When questioned, he failed to personally respond to his citizen interlocutors, not even getting the simple debate trick of thanking them by name, and instead got sucked into arguments with the moderators, Anderson Cooper and Martha Raddatz. Instead, he spoke to the audience as a whole, missing opportunities to connect with individuals.
Clinton appeared to have an easier time. She spoke directly to audience members, addressed them by their names and thanked them for asking their questions. “Thank you. Are you a teacher?” Clinton asked the first questioner, who had asked about schoolchildren watching the debate. “Because I’ve heard from lots of teachers and parents about some of their concerns.”
The town-hall format is closer to Clinton’s preferred platform, the roundtable discussion. During her campaign she has done well at moments where she’s connected with the mothers of African Americans killed by police, or answered a heartfelt audience question about her faith. But the town hall does not allow the same back-and-forth.
For both, the town hall was a reminder of why the two have a difficult time earning voters’ trust. Trump is seen as having little empathy for others, according to numerous public polls, and Clinton has struggled in public, unscripted moments. Neither has been comfortable inhabiting the folksy ease that the previous winning candidates, Bill Clinton, George W. Bush and Barack Obama found in talking to voters.

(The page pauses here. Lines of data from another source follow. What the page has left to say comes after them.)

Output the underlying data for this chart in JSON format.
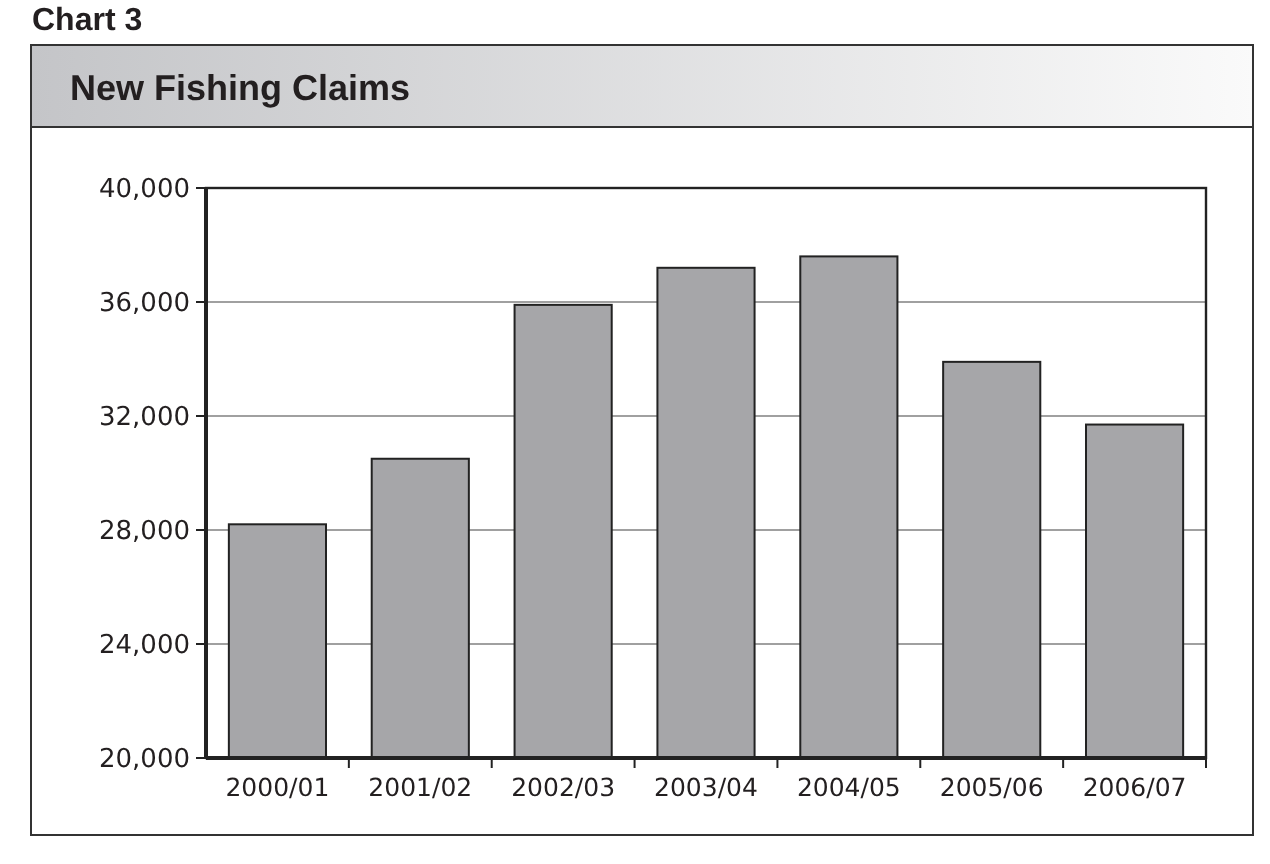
{
  "chart_data": {
    "type": "bar",
    "title": "New Fishing Claims",
    "annotations": [
      "Chart 3"
    ],
    "categories": [
      "2000/01",
      "2001/02",
      "2002/03",
      "2003/04",
      "2004/05",
      "2005/06",
      "2006/07"
    ],
    "values": [
      28200,
      30500,
      35900,
      37200,
      37600,
      33900,
      31700
    ],
    "color": "#a6a6a9",
    "ylim": [
      20000,
      40000
    ],
    "yticks": [
      {
        "value": 20000,
        "label": "20,000"
      },
      {
        "value": 24000,
        "label": "24,000"
      },
      {
        "value": 28000,
        "label": "28,000"
      },
      {
        "value": 32000,
        "label": "32,000"
      },
      {
        "value": 36000,
        "label": "36,000"
      },
      {
        "value": 40000,
        "label": "40,000"
      }
    ],
    "grid": "y"
  }
}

Trump’s answers at times were startlingly tone-deaf. When a black audience member asked him whether he could be a “devoted president to all the people in the United States,” Trump went on a riff about the “inner cities.” When a woman identified herself as Muslim and asked about Islamophobia, Trump quickly pivoted to talking about the risk of Islamic terrorism and repeated an untrue claim about the San Bernardino bombing, saying that “many people saw the bombs all over the apartment.”
When Clinton responded to the black audience member’s question about being a “devoted president,” she put her hand over her heart and called the man by his name. “I have a deep devotion, to use your absolutely correct word,” Clinton said, “to making sure that an every American feels like he or she has a place in our country.”
To the Muslim who asked about Islamophobia, Clinton approached her and looked directly at her. “Thank you for asking your question, and I’ve heard this question from a lot of Muslim Americans across our country,” she said. “Because unfortunately, there’s been a lot of very divisive, dark things said about Muslims.”
Still, if there was any reminder that for the candidates, the performance was about the tens of millions of television viewers, it came in the first 25-minute stretch, as the two sparred bitterly over recent controversies while the citizen questioners waited. Finally, a moderator broke in.
“We want to give the audience a chance here,” said Martha Raddatz.